Besondere Vorsichtsmaßnahmen
Die Teilnahme im Straßenverkehr sollte unterlassen werden, genauso das Bedienen von Maschinen, da SSNRI das Reaktionsvermögen negativ beeinflussen können.
Quellen
- ↑ 1,0 1,1 Shelton RC. Serotonin and Norepinephrine Reuptake Inhibitors. Handb Exp Pharmacol. 2019;250:145-180. doi: 10.1007/164_2018_164. PMID: 30838456.

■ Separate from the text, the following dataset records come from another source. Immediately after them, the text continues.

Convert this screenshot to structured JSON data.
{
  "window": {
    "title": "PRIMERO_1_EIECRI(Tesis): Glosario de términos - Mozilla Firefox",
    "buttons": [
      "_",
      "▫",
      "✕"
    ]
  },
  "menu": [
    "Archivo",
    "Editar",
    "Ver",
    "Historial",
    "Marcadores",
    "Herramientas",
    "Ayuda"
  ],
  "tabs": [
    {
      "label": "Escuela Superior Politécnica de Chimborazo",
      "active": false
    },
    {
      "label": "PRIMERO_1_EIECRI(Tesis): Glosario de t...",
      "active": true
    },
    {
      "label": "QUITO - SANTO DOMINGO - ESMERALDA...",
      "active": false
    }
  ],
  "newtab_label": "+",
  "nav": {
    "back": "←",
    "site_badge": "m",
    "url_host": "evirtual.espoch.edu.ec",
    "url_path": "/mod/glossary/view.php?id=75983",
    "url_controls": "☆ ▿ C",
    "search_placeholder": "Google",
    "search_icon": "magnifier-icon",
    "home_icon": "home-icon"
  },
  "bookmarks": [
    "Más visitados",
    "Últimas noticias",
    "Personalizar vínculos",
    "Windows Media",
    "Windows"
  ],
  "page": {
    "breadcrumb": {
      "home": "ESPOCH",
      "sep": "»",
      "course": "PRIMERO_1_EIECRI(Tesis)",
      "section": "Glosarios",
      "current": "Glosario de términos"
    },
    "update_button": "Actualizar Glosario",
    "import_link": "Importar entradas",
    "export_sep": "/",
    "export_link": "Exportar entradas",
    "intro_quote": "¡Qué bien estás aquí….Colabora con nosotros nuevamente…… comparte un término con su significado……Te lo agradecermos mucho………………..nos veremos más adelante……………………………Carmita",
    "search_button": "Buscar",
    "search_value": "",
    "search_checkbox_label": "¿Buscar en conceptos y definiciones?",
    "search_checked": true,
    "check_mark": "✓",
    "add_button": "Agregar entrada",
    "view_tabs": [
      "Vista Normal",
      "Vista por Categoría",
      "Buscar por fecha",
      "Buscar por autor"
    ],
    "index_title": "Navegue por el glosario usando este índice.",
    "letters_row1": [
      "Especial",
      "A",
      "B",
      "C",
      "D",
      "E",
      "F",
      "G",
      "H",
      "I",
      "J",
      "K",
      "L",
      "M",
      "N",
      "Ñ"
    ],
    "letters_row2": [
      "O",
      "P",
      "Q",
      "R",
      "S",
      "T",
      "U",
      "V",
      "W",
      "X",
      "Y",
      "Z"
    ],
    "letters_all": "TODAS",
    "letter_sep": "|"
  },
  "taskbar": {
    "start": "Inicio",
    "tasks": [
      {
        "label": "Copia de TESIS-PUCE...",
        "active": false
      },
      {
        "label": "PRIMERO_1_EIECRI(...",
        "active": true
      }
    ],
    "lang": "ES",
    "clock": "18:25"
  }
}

- ↑ Antidepressiva: Wissenschaftliche Neubewertung der SSRI/SNRI abgeschlossen - Neue Warnhinweise auf suizidales Verhalten bei Kindern und Jugendlichen, BfArM 12,7.2005, abgerufen am 5.7.2024
- ↑ Peleg LC, Rabinovitch D, Lavie Y, Rabbie DM, Horowitz I, Fruchter E, Gruenwald I. Post-SSRI Sexual Dysfunction (PSSD): Biological Plausibility, Symptoms, Diagnosis, and Presumed Risk Factors. Sex Med Rev. 2022 Jan;10(1):91-98. doi: 10.1016/j.sxmr.2021.07.001. Epub 2021 Oct 7. PMID: 34627736.